Here, we used a three-step process to see if we could detect an association between creation of MPAs and particular human health outcomes. We used childhood stunting as the dependent measure of human health. We built a database of 47 992 children living less than 25 km from a marine coast in 25 developing countries. We combined socioeconomic and health data from Demographic and Health Surveys with available climate and environmental data to examine this relationship. For analysis, we first used an information-theoretic approach to examine the potential association between distance to MPA and childhood stunting, while controlling for a suite of covariates and potential confounding socioeconomic variables. Second, we used a mixed-effect logit model to test proximity to MPAs and severe stunting in children. Third, we used propensity score matching to test the treatment effect of an MPA further while controlling for the same environmental and socioeconomic factors as in the logit models.

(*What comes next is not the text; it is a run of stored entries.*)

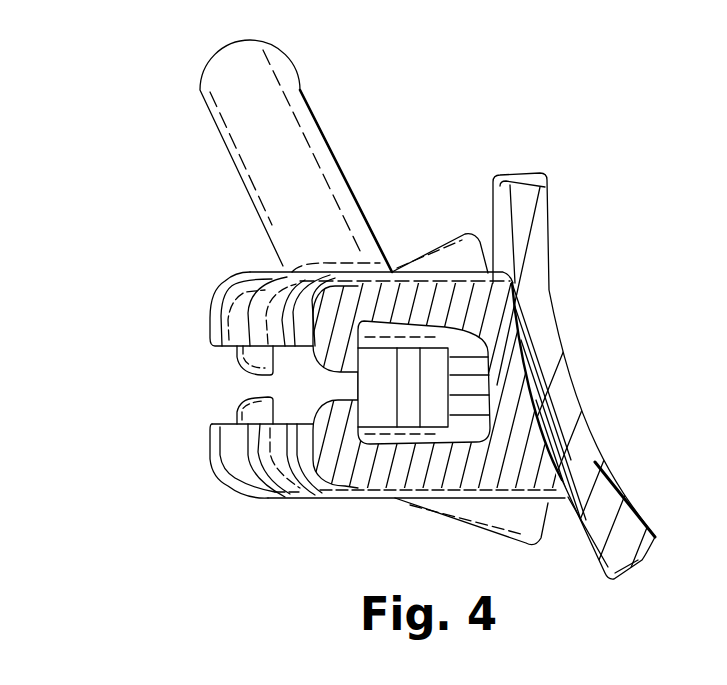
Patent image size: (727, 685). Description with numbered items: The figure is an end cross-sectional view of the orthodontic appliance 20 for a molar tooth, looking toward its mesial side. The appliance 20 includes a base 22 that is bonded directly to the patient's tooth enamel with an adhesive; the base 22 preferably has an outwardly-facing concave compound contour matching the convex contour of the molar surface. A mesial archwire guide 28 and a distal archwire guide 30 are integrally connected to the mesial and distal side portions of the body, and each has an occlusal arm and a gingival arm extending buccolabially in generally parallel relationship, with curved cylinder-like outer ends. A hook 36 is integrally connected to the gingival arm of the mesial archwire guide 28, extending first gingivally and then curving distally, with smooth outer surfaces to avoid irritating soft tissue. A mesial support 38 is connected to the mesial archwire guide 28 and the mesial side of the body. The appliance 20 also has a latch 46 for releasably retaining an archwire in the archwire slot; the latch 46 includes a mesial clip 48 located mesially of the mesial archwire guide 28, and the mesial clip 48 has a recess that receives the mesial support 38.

The orthodontic appliance 20 is at (128, 371).
The base 22 is at (600, 457).
The mesial archwire guide 28 is at (283, 488).
The distal archwire guide 30 is at (222, 465).
The hook 36 is at (218, 58).
The mesial support 38 is at (473, 388).
The latch 46 is at (205, 367).
The mesial clip 48 is at (435, 473).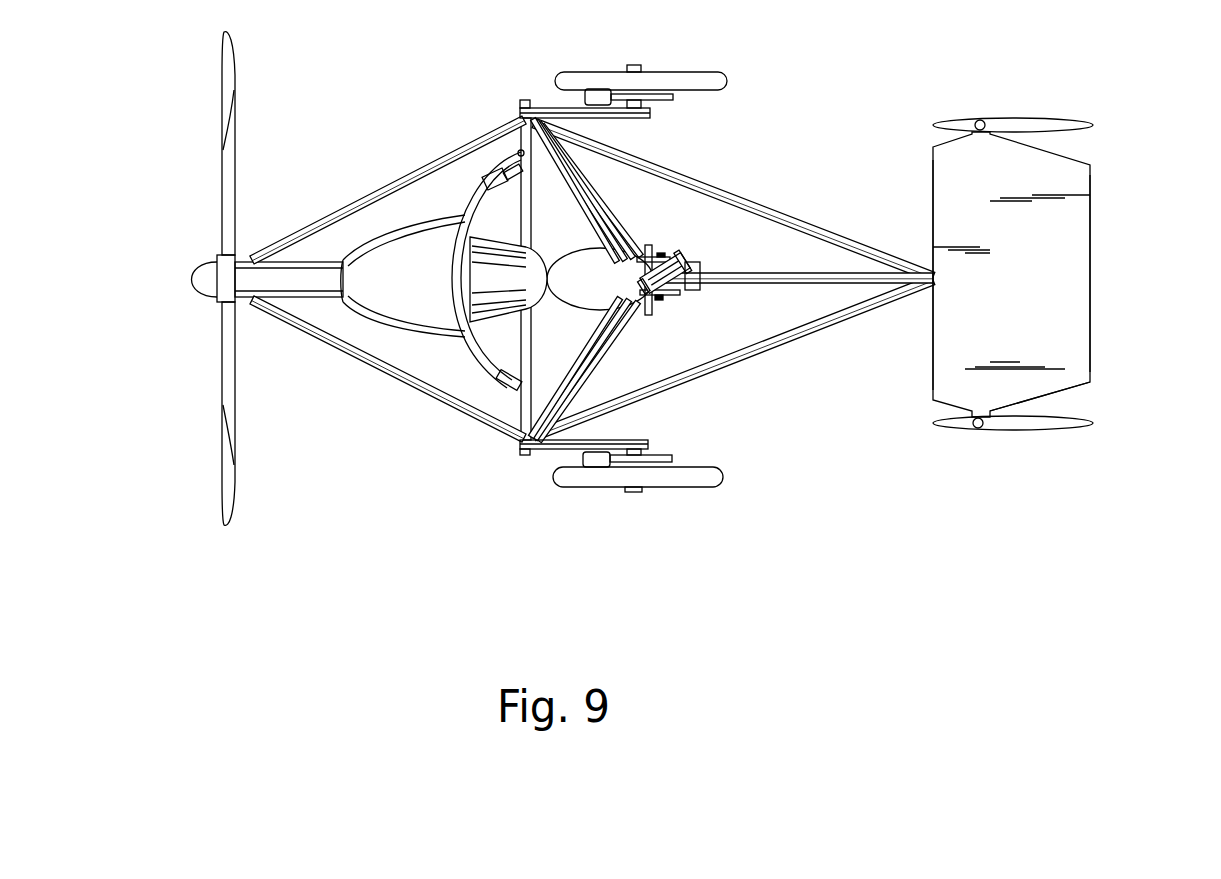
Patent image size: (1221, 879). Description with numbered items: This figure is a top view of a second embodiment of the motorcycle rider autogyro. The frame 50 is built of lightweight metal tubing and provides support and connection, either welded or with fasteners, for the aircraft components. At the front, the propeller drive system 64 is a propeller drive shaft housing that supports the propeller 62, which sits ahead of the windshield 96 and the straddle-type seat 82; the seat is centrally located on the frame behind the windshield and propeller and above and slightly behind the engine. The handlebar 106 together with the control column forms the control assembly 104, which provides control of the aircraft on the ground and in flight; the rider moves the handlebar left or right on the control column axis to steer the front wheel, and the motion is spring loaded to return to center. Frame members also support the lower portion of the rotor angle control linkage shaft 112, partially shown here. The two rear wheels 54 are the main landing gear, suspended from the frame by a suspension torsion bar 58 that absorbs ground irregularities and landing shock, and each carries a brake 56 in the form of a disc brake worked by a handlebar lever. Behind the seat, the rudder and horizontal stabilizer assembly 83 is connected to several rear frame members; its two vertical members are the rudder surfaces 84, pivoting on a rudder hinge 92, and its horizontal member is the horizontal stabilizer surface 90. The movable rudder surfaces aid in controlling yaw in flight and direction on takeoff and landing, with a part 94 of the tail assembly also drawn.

We find that the distance to MPA does show up in the top models using an information-theoretic approach. With the logit models, we find that the further from an MPA a child lives, the greater the chance a child has of being severely stunted (p<0·001). Third, we find that a significant negative effect of the treatment on severe stunting (p<0·001)—ie, proximity to an MPA reduces the incidence of severe stunting. The effect is larger for the sample living within 25 km of large MPAs.
While much work needs to be done to uncover a potential causal link between well-functioning marine ecosystems and childhood health, our results indicate that such an examination might prove fruitful, and ultimately that marine conservation could be a key mechanism to improve the health of the millions of marginalised coastal peoples worldwide.